Wenn kein Blitz einschlägt, sind eigentlich immer Menschen schuld, wenn es im Wald brennt. Sie grillen, machen Lagerfeuer, schnippen Zigarettenkippen weg oder stellen ihr Auto mit glühend heißem Katalysator abseits der erlaubten Parkzonen ab. Und sehr oft warnen Behörden auch vor Glasscherben von achtlos weggeworfenen Flaschen, die wie ein Brennglas ein Feuer entfachen könnten. Aber stimmt das auch?

"Lustiger Aberglaube"

Wetterexperte Jörg Kachelmann kriegt einen dicken Hals, wenn er solche Warnungen sieht, vor allem, wenn sie von Feuerwehr oder Polizei kommen, die dies seiner Meinung nach besser wissen sollten. Oder, wie er schreibt, jemand sollte ihnen mitteilen, "dass Glasscherben ein lustiger deutscher Aberglaube ist, der im 21. Jahrhundert keinen Platz mehr hat".

Ob der streitbare Meteorologe mit allen Thesen richtig liegt, für die er sich ins Zeug legt, müssen Wissenschaftler unter sich ausmachen, beispielsweise ob Hitze Waldbrände verursachen oder begünstigen kann. Im Fall der Glasscherben hat Jörg Kachelmann aber wohl völlig recht. "Es ist nicht ausgeschlossen, aber die Wahrscheinlichkeit ist sehr, sehr gering", sagte Heinz Rudolph, Landesbranddirektor und Leiter der Landesfeuerwehrschule in Eisenhüttenstadt (Oder-Spree) der "Märkischen Allgemeinen". Ihm sei kein Waldbrand im Land Brandenburg in Erinnerung, der auf eine weggeworfene Flasche zurückging. Allerdings sei dergleichen vermutlich "in der Menschheitsgeschichte schon mal vorgekommen".

Eine Scherbe müsse "so geformt sein, dass sie Brennglaswirkung hat - das ist aber bei Flaschenböden und Flachglas nicht der Fall", so der Branddirektor. Außerdem müsste die Sonne genau im 90-Grad-Winkel in die Lupe fallen. Zudem wisse jeder, der schon einmal mithilfe einer Lupe Papier verbrannt hat, dass der Brennpunkt mehrere Zentimeter von der Linse entfernt liegt, so Rudolph.

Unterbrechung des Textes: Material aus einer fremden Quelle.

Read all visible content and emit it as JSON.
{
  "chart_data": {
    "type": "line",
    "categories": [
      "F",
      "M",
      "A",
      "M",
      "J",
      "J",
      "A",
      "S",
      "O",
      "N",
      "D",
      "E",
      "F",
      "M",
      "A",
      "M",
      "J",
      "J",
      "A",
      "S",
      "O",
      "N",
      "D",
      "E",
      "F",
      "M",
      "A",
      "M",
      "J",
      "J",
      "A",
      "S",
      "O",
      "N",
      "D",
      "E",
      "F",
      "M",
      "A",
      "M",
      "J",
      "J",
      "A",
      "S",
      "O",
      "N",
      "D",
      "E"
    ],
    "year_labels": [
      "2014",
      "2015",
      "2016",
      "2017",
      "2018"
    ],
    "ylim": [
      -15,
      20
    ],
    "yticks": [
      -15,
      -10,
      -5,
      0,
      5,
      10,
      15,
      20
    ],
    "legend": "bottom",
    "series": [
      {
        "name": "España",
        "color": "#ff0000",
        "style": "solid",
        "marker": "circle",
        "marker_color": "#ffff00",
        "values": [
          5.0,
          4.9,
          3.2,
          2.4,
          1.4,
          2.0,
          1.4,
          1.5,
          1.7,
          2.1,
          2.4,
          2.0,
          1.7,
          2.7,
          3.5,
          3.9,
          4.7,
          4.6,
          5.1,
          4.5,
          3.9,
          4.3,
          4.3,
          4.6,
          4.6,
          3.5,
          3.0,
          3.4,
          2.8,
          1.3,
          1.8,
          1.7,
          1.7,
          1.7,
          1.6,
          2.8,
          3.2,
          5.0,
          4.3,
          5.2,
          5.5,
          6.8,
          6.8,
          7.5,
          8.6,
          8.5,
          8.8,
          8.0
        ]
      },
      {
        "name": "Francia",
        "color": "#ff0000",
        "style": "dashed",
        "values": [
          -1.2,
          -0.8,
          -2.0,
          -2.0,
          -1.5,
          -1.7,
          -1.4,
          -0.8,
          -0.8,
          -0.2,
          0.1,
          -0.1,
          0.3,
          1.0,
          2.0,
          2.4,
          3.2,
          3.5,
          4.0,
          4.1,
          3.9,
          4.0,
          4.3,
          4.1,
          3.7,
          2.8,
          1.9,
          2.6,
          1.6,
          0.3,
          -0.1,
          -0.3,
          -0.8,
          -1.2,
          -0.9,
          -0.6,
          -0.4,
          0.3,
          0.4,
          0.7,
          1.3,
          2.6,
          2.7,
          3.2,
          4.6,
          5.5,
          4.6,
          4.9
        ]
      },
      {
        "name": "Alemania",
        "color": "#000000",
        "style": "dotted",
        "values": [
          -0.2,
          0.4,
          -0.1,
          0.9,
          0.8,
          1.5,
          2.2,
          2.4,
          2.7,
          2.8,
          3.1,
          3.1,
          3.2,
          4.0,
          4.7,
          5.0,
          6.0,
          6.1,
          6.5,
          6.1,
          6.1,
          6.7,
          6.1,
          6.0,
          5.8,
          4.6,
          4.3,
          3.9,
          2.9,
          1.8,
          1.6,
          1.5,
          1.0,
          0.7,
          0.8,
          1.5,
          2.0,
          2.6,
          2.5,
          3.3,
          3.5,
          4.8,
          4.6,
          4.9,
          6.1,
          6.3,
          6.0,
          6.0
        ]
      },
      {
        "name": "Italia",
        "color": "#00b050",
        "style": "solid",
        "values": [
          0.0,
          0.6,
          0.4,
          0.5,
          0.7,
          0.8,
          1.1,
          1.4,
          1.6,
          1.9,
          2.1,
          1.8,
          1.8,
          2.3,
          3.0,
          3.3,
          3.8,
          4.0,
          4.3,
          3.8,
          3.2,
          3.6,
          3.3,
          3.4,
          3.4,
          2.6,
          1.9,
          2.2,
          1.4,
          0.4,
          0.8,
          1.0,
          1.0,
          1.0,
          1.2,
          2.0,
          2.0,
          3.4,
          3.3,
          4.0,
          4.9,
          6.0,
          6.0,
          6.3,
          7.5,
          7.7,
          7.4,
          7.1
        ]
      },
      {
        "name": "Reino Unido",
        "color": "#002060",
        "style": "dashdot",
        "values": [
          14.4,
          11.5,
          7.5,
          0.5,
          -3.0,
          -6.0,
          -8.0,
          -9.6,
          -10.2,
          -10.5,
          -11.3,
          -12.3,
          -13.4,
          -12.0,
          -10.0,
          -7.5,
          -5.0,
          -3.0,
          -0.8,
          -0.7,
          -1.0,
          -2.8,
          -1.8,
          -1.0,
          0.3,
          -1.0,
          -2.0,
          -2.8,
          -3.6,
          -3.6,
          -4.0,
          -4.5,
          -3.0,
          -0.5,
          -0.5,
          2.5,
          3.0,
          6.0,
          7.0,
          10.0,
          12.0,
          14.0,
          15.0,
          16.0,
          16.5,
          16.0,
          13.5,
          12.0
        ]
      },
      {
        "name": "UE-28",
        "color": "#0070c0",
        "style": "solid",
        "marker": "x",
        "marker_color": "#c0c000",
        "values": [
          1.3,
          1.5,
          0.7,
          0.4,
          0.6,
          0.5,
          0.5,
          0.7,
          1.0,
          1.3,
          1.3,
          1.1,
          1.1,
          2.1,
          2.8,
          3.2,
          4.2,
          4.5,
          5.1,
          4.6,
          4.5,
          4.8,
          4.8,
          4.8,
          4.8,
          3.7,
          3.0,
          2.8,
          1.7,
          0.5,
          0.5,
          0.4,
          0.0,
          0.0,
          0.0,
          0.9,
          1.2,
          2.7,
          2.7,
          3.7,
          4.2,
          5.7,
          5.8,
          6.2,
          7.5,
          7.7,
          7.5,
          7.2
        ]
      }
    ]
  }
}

DWD zündelt mit Flaschenböden

Weil man Aberglauben am besten mit klar belegten wissenschaftlichen Fakten entgegentritt, wertete der Deutsche Wetterdienst (DWD) 2007 existierende Studien und Versuche aus und führte zwischen April und Juli selbst Zündexperimente durch. Die Wissenschaftler setzten Fichten- und Kiefernnadeln, Buchenlaub, Drahtschmiele und Land-Reitgras in Aluminiumschalen den Lichtbündelungen von Scherben aus. Dabei fiel ihre Wahl auf farblose Flaschenböden, die durch ihre gewölbte Form am ehesten wie ein Brennglas wirken können. Braunes oder grünes Glas schied wegen mangelnder Lichtdurchlässigkeit schon bei den Vorversuchen aus.

Das Glas wurde an Halterungen so ausgerichtet, dass es zwischen 10 und 14 Uhr eine maximale Wirkung erzeugen konnten. Damit das Licht gebündelt im Brennpunkt auftritt, war ein Abstand von 20 bis 30 Zentimeter vom Streugut notwendig. Das sind Idealbedingungen, im Wald liegen die Glasscherben üblicherweise auf dem Boden. Doch auch unter diesen Voraussetzungen fing das Streugut kein Feuer.

Als Brandursache höchst unwahrscheinlich

Die höchste erreichte Temperatur mit dem Boden einer Ketchupflasche lag zwar kurzzeitig in einem kleinen Bereich bei 300 Grad, mehr als Schwarzfärbungen waren aber selbst dann nicht drin. Zum Vergleich erzeugten Lupen auf dem Streu Temperaturen von bis zu 1000 Grad. Wassergefüllte Glaszylinder oder -kugeln erreichten immerhin noch 500 Grad, was aber auch nicht zu einer Flammenbildung reichte.

Fazit: Dass Glasscherben von weggeworfenen Flaschen Waldbrände auslösen, ist so gut wie ausgeschlossen. Und Kachelmann hat recht, wenn er fordert, dass Feuerwehren oder die Polizei diese nicht mehr als mögliche Brandursache aufzählen sollten. Der Deutsche Feuerwehrverband hat die Glasscherben jedenfalls entsorgt und führt sie in seinen jüngsten Sicherheitstipps zum Vermeiden von Bränden in der trockenen Natur nicht mehr als mögliche Brandursache auf.